A simple script for finding differences in statistics for a particular set of genes and the background surrounding genes.
Input should be a tab delimited bed file with a header in the following format:
chr start stop class group STAT
X 100 500 mel AMP NA
Columns must be named as above, gene name is not required. If a stat is going to be resampled, its column name should be called with -v If a group column is present and multiple groups (e.g. species, populations) are found within the column, the script will iterate over each group seperately. class column should contain the classes you are planning on finding differences for. Any classes not defined under -c will be considered part of the background class.
for example, the test input provided:
group chr start end class snipre snipreb alpha dos
mel 3R 26042206 26042660 AMP -0.386202589 -1.156999555 -2 -0.25
mel 2R 10634867 10635720 AMP -0.243477792 -1.024424195 0 0
mel 2L 3539247 3548423 AMP 0.044868257 -1.545892965 0.75 0
mel 2R 14272072 14272416 AMP -0.225929233 -1.049411862 -0.5 -0.1
mel 2R 14272329 14273094 AMP -0.741004016 -0.932324151 -5.111111111 -0.285714286
mel 2R 14754896 14755400 AMP -0.18498487 -1.200699716 -0.5 -0.166666667
here is an example script for the provided test input, assuming that all 4 statistics (-v snipre,snipreb,alpha,dos) want to be resampled for AMPs and Antiviral RNAi (-c AMP,Antiviral RNAi) for 1000 bootstraps each (-b 1000). In this example, we'll only include background genes within 100kb of the focal gene (-w 100000), but won't care about size differences (-s not used)
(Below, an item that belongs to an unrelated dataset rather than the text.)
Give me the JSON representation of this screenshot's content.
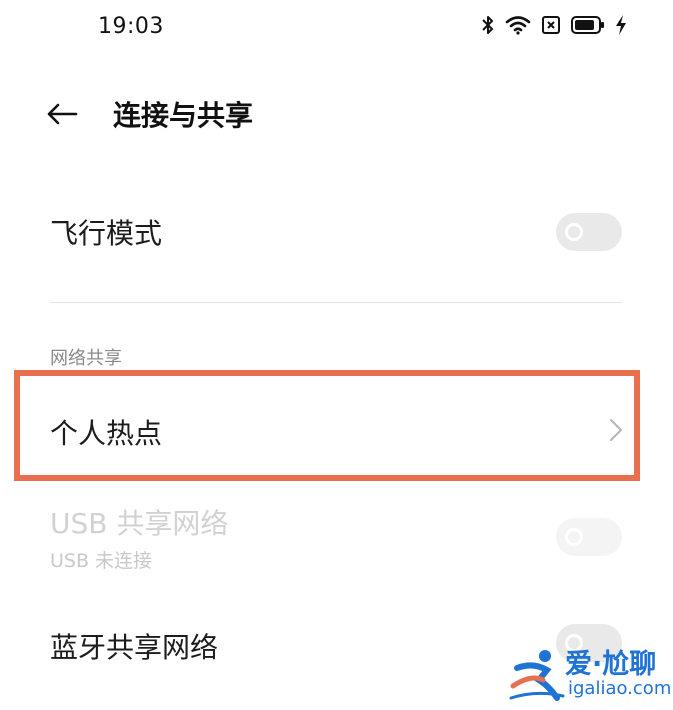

python resimpler.py -b 1000 -i test_input.txt -o test_output.txt -v snipre,snipreb,alpha,dos -c AMP,Antiviral RNAi
Gives the following output:
group class rep snipre snipreb alpha dos
mel AMP 0 -0.2352687808888889 0.7204883728888889 -0.938230933 0.10225491233333332
mel AMP 1 -0.3494176825555555 0.979108613111111 -0.19754234700000012 0.08438851266666667
mel AMP 2 -0.13725086766666664 0.3217980618888889 -0.023144964555555654 0.059921065111111095
mel AMP 3 -0.2591489235555555 0.41454101455555553 -1.0316762664444445 0.02733241666666665
mel AMP 4 0.02467841322222221 0.4750443162222222 -0.2696062705555555 0.09886944844444442
More statistics can be assessed by increasing the list, or including a text file with columns that should be resampled over. Classes of genes can also be included as a text file.